Bank of Lithuania Imposes €3.5 Million Fine on Revolut for AML Breaches
The Bank of Lithuania (BoL) has fined Revolut €3.5 million following violations of anti-money laundering (AML) regulations. A planned inspection revealed deficiencies in Revolut’s monitoring processes, failing to identify suspicious transactions. Revolut sought to enter into an administrative arrangement with the BoL, which was accepted after the bank acknowledged the issues and demonstrated proactive corrective actions. The fine was based on the scale and duration of the violations, as well as Revolut’s parent company’s annual gross revenue.
Recommendations for Compliance:
- Strengthen systems to ensure the timely identification of suspicious transactions and full adherence to AML regulations.
- Conduct regular internal reviews to identify and address compliance weaknesses.
- Provide ongoing AML training to staff and ensure proper reporting of irregularities.
- Establish clear reporting procedures and foster full cooperation with regulatory authorities.
- Invest in advanced technologies like AI and machine learning to enhance financial crime detection and monitoring.
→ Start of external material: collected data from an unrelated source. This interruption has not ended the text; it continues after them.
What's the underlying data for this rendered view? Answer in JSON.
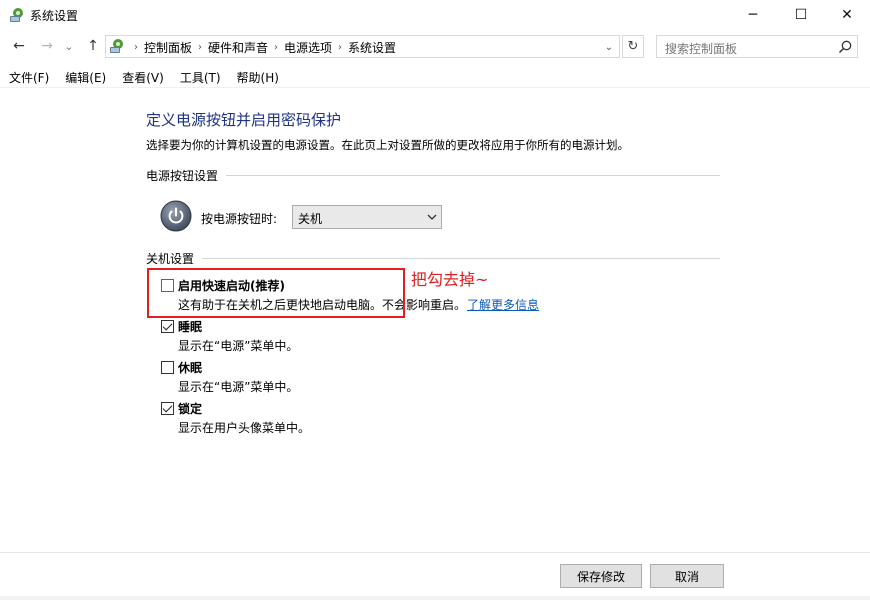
{
  "window": {
    "title": "系统设置",
    "minimize_glyph": "─",
    "maximize_glyph": "☐",
    "close_glyph": "✕"
  },
  "nav": {
    "back_glyph": "←",
    "forward_glyph": "→",
    "recent_glyph": "⌄",
    "up_glyph": "↑"
  },
  "address": {
    "breadcrumbs": [
      "控制面板",
      "硬件和声音",
      "电源选项",
      "系统设置"
    ],
    "separator": "›",
    "dropdown_glyph": "⌄",
    "refresh_glyph": "↻"
  },
  "search": {
    "placeholder": "搜索控制面板"
  },
  "menu": {
    "items": [
      "文件(F)",
      "编辑(E)",
      "查看(V)",
      "工具(T)",
      "帮助(H)"
    ]
  },
  "content": {
    "heading": "定义电源按钮并启用密码保护",
    "subtitle": "选择要为你的计算机设置的电源设置。在此页上对设置所做的更改将应用于你所有的电源计划。",
    "power_section": {
      "label": "电源按钮设置",
      "power_button_label": "按电源按钮时:",
      "power_button_value": "关机"
    },
    "shutdown_section": {
      "label": "关机设置",
      "options": [
        {
          "title": "启用快速启动(推荐)",
          "desc": "这有助于在关机之后更快地启动电脑。不会影响重启。",
          "link": "了解更多信息",
          "checked": false
        },
        {
          "title": "睡眠",
          "desc": "显示在“电源”菜单中。",
          "checked": true
        },
        {
          "title": "休眠",
          "desc": "显示在“电源”菜单中。",
          "checked": false
        },
        {
          "title": "锁定",
          "desc": "显示在用户头像菜单中。",
          "checked": true
        }
      ]
    },
    "annotation": "把勾去掉~"
  },
  "buttons": {
    "save": "保存修改",
    "cancel": "取消"
  },
  "colors": {
    "heading": "#1e3287",
    "link": "#0a58c2",
    "annotation": "#e02020"
  }
}
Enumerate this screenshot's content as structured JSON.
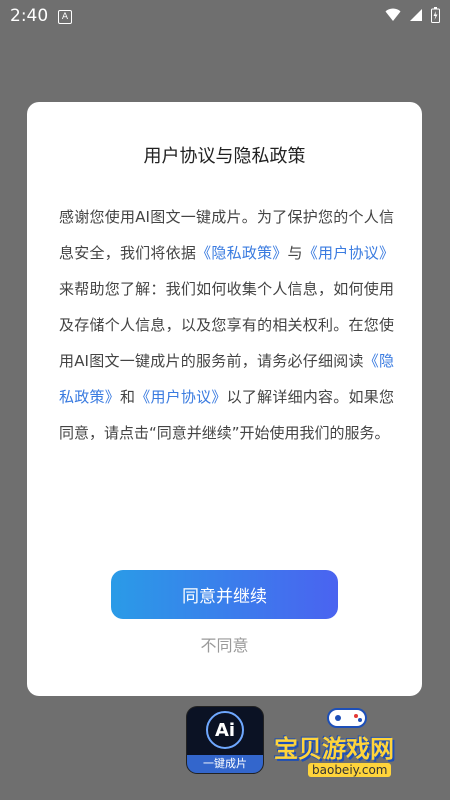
{
  "status_bar": {
    "time": "2:40",
    "notification_badge": "A"
  },
  "dialog": {
    "title": "用户协议与隐私政策",
    "body": {
      "t1": "感谢您使用AI图文一键成片。为了保护您的个人信息安全，我们将依据",
      "link_privacy_1": "《隐私政策》",
      "t2": "与",
      "link_agreement_1": "《用户协议》",
      "t3": "来帮助您了解：我们如何收集个人信息，如何使用及存储个人信息，以及您享有的相关权利。在您使用AI图文一键成片的服务前，请务必仔细阅读",
      "link_privacy_2": "《隐私政策》",
      "t4": "和",
      "link_agreement_2": "《用户协议》",
      "t5": "以了解详细内容。如果您同意，请点击“同意并继续”开始使用我们的服务。"
    },
    "agree_button": "同意并继续",
    "disagree_button": "不同意"
  },
  "app_icon": {
    "badge_text": "Ai",
    "caption": "一键成片"
  },
  "watermark": {
    "title": "宝贝游戏网",
    "url": "baobeiy.com"
  },
  "colors": {
    "link": "#3a7be0",
    "button_gradient_start": "#2a9be7",
    "button_gradient_end": "#4a63f0"
  }
}
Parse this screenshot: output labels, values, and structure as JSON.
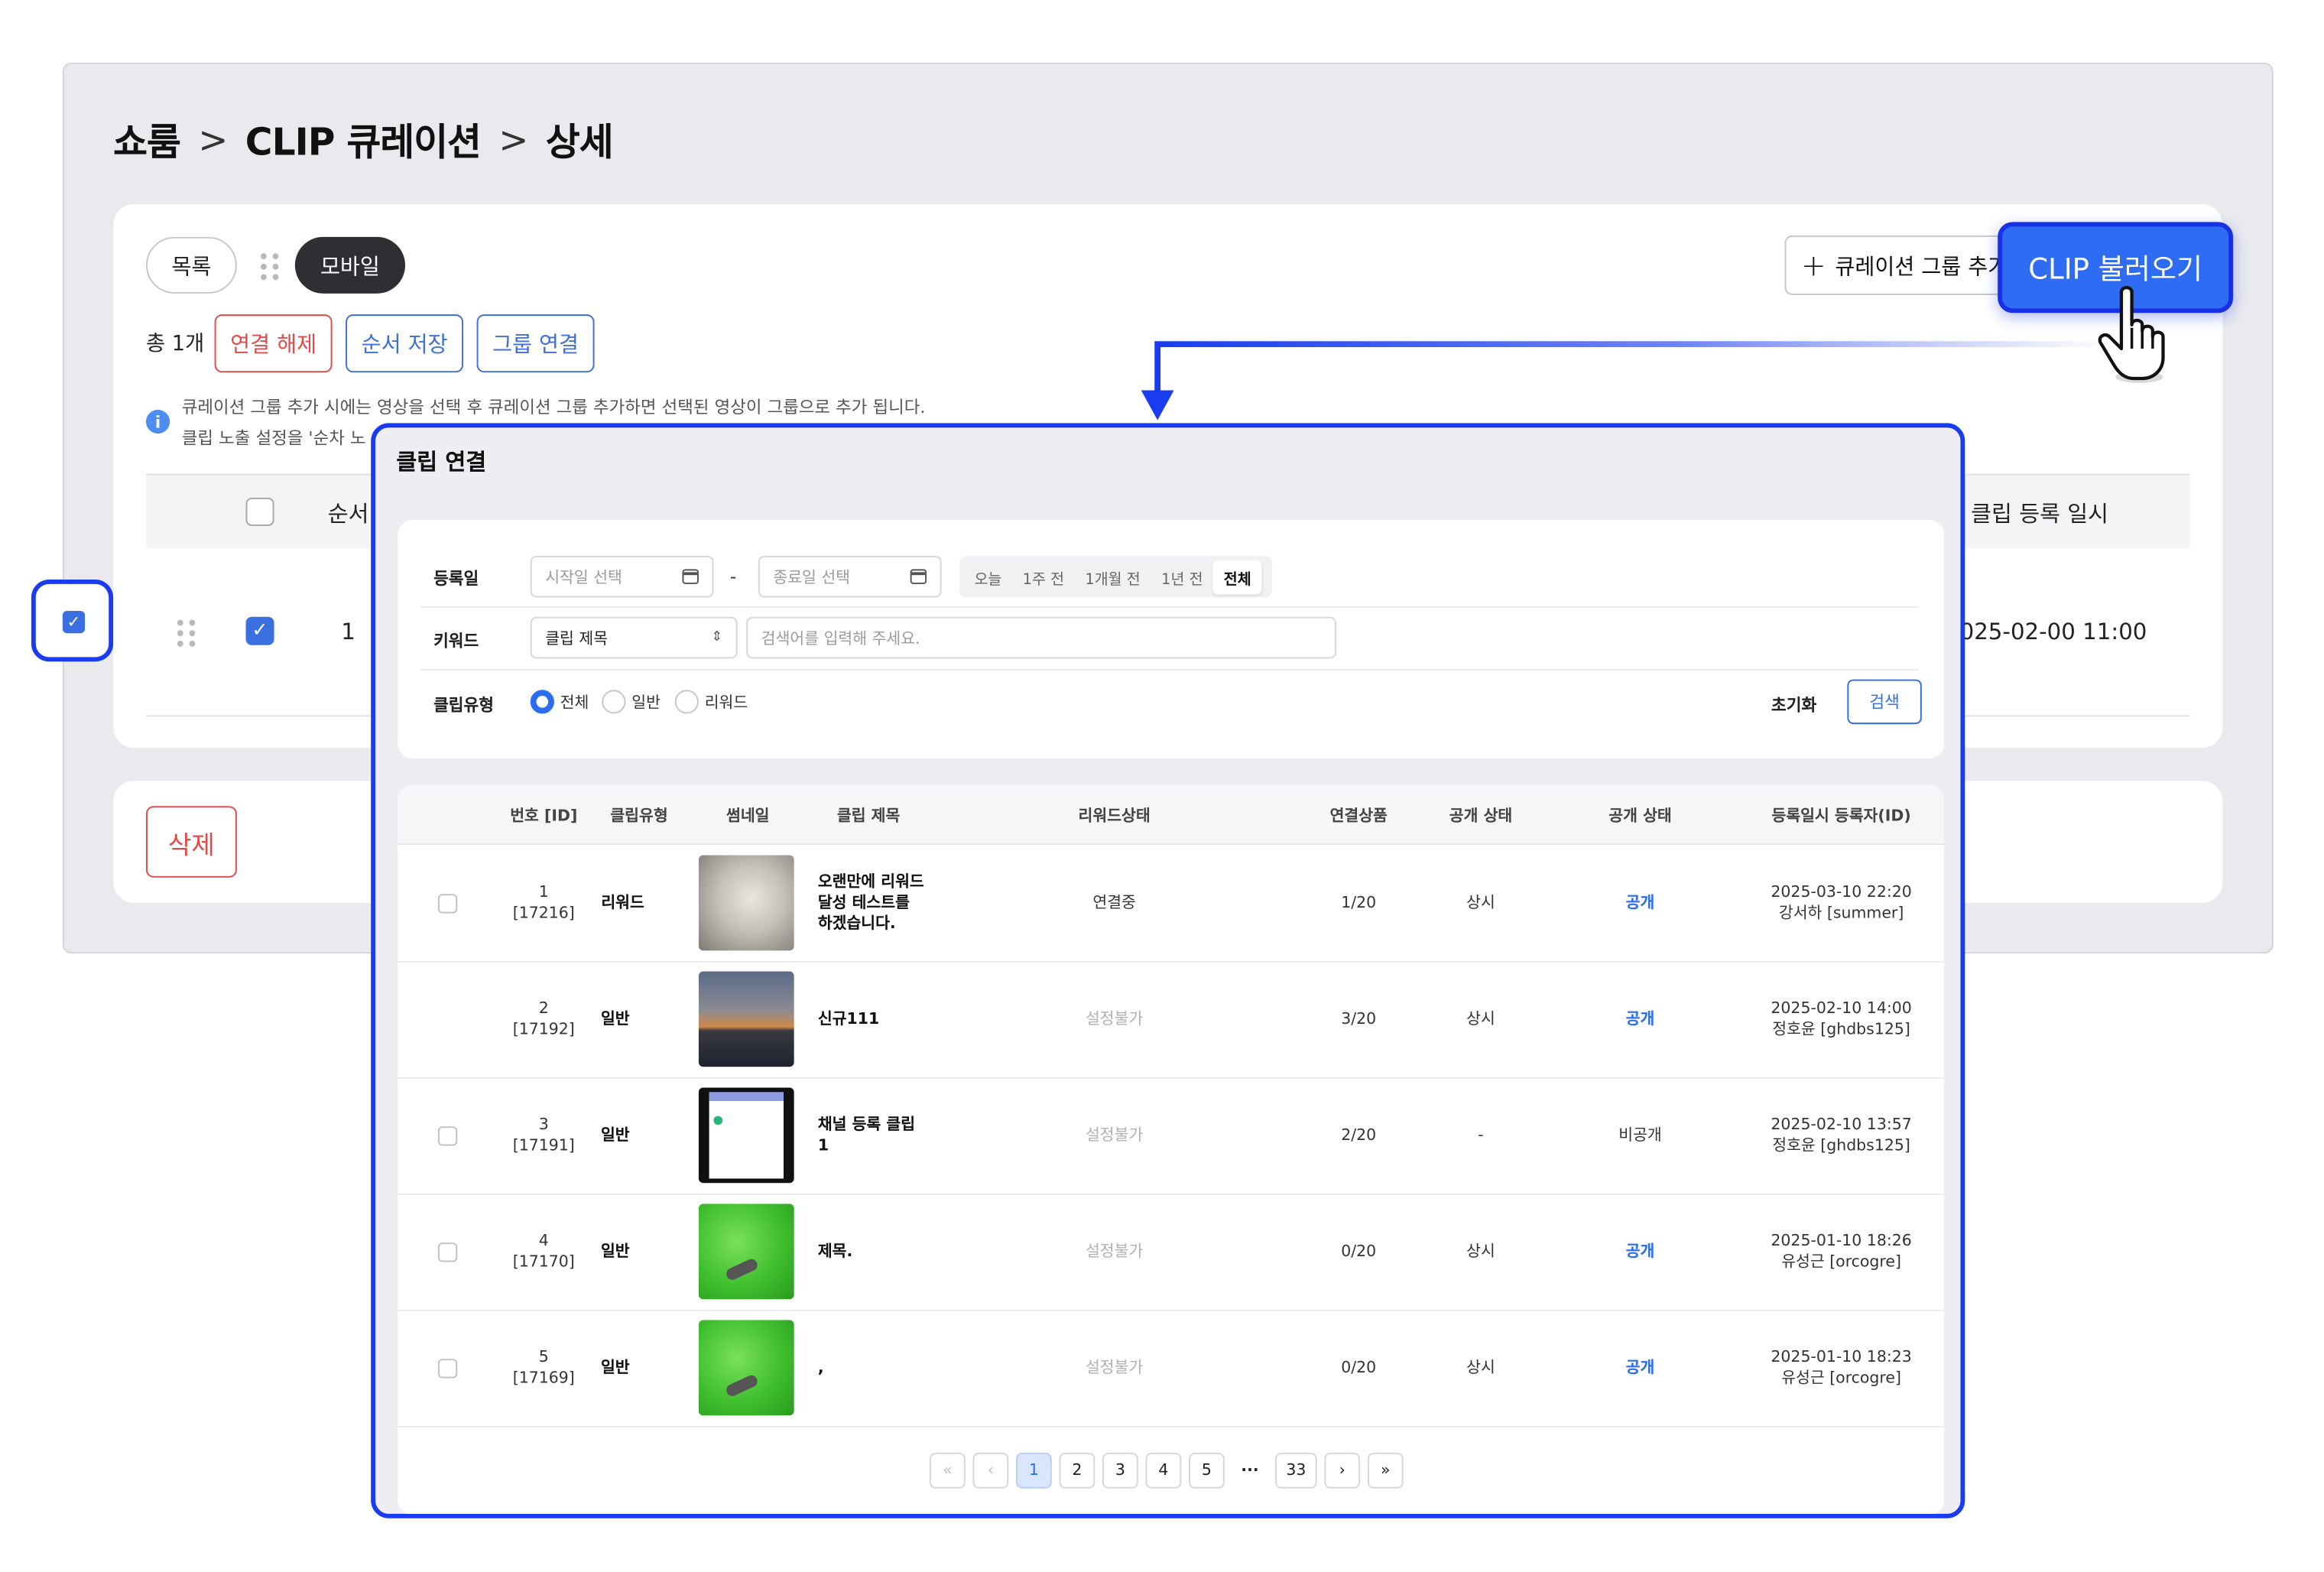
{
  "breadcrumb": {
    "part1": "쇼룸",
    "part2": "CLIP 큐레이션",
    "part3": "상세",
    "sep": ">"
  },
  "tabs": {
    "list": "목록",
    "mobile": "모바일"
  },
  "summary": {
    "count": "총 1개"
  },
  "actions": {
    "disconnect": "연결 해제",
    "save_order": "순서 저장",
    "group_link": "그룹 연결",
    "add_group": "큐레이션 그룹 추가",
    "load_clip": "CLIP 불러오기",
    "delete": "삭제"
  },
  "info": {
    "icon": "info-icon",
    "line1": "큐레이션 그룹 추가 시에는 영상을 선택 후 큐레이션 그룹 추가하면 선택된 영상이 그룹으로 추가 됩니다.",
    "line2": "클립 노출 설정을 '순차 노"
  },
  "bg_table": {
    "col_order": "순서",
    "col_registered": "클립 등록 일시",
    "row": {
      "order": "1",
      "registered": "2025-02-00 11:00"
    }
  },
  "modal": {
    "title": "클립 연결",
    "filter": {
      "reg_label": "등록일",
      "start_placeholder": "시작일 선택",
      "end_placeholder": "종료일 선택",
      "dash": "-",
      "ranges": [
        "오늘",
        "1주 전",
        "1개월 전",
        "1년 전",
        "전체"
      ],
      "active_range": "전체",
      "keyword_label": "키워드",
      "keyword_select": "클립 제목",
      "keyword_placeholder": "검색어를 입력해 주세요.",
      "type_label": "클립유형",
      "types": [
        "전체",
        "일반",
        "리워드"
      ],
      "reset": "초기화",
      "search": "검색"
    },
    "columns": [
      "번호 [ID]",
      "클립유형",
      "썸네일",
      "클립 제목",
      "리워드상태",
      "연결상품",
      "공개 상태",
      "공개 상태",
      "등록일시 등록자(ID)"
    ],
    "rows": [
      {
        "no": "1",
        "id": "[17216]",
        "type": "리워드",
        "title": "오랜만에 리워드 달성 테스트를 하겠습니다.",
        "reward": "연결중",
        "products": "1/20",
        "status1": "상시",
        "status2": "공개",
        "date": "2025-03-10 22:20",
        "user": "강서하 [summer]",
        "checked": false
      },
      {
        "no": "2",
        "id": "[17192]",
        "type": "일반",
        "title": "신규111",
        "reward": "설정불가",
        "products": "3/20",
        "status1": "상시",
        "status2": "공개",
        "date": "2025-02-10 14:00",
        "user": "정호윤 [ghdbs125]",
        "checked": true
      },
      {
        "no": "3",
        "id": "[17191]",
        "type": "일반",
        "title": "채널 등록 클립 1",
        "reward": "설정불가",
        "products": "2/20",
        "status1": "-",
        "status2": "비공개",
        "date": "2025-02-10 13:57",
        "user": "정호윤 [ghdbs125]",
        "checked": false
      },
      {
        "no": "4",
        "id": "[17170]",
        "type": "일반",
        "title": "제목.",
        "reward": "설정불가",
        "products": "0/20",
        "status1": "상시",
        "status2": "공개",
        "date": "2025-01-10 18:26",
        "user": "유성근 [orcogre]",
        "checked": false
      },
      {
        "no": "5",
        "id": "[17169]",
        "type": "일반",
        "title": ",",
        "reward": "설정불가",
        "products": "0/20",
        "status1": "상시",
        "status2": "공개",
        "date": "2025-01-10 18:23",
        "user": "유성근 [orcogre]",
        "checked": false
      }
    ],
    "pagination": {
      "first": "«",
      "prev": "‹",
      "pages": [
        "1",
        "2",
        "3",
        "4",
        "5"
      ],
      "ellipsis": "···",
      "last_page": "33",
      "next": "›",
      "last": "»",
      "current": "1"
    }
  },
  "colors": {
    "accent": "#2e6cf3",
    "highlight": "#1a3cf0",
    "danger": "#e34a4a"
  }
}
FCA Updates Guidance on Cash-Based Money Laundering Risks
In April 2025, the Financial Conduct Authority (FCA) updated its guidance on cash-based money laundering, focusing on the significant risks associated with cash deposits, particularly those made through the Post Office. The FCA revealed that hundreds of millions of pounds are laundered annually through this channel. To combat these risks, the FCA has partnered with the National Economic Crime Centre, industry stakeholders, banks, and the Post Office to strengthen anti-money laundering (AML) controls while ensuring that legitimate customers continue to have access to essential cash services.https://www.fca.org.uk/firms/financial-crime/cash-based-money-laundering
SEC Launches Campaign Against Relationship Investment Scams
On 16 April 2025, the U.S. Securities and Exchange Commission’s Office of Investor Education and Advocacy (OIEA) launched a public campaign to raise awareness about relationship investment scams. These scams often involve fraudsters gaining trust through personal or romantic connections before convincing victims to make fraudulent investments. The campaign includes educational videos and online resources to help investors recognize and avoid such schemes. The SEC advises the public to disregard unsolicited messages, be cautious of offers from unknown sources, and report suspected fraud, reinforcing its commitment to safeguarding investors from manipulative financial practices.https://www.sec.gov/newsroom/press-releases/2025-63
OLAF and EPPO Uncover EUR 9.5 Million Fraud Scheme Involving ERDF Resources
The European Anti-Fraud Office (OLAF), in collaboration with the European Public Prosecutor’s Office (EPPO), has uncovered a EUR 9.5 million fraud and money laundering scheme involving the misuse of European Regional Development Fund (ERDF) resources. The investigation, initiated at the request of EPPO, revealed that funds allocated for an IT project in Romania were fraudulently diverted by an organized network spanning Romania, Cyprus, Czechia, and the UAE. Through on-site inspections and operational intelligence, OLAF and EPPO identified twelve defendants, including six individuals and six legal entities, who laundered proceeds via fictitious contracts and suspicious cross-border transactions. Evidence also linked the network to fraudulent practices in a second ERDF-funded project. OLAF has submitted its findings to the European Commission for fund recovery and continues to support the protection of EU financial interests. All persons involved are presumed innocent until proven guilty by a court.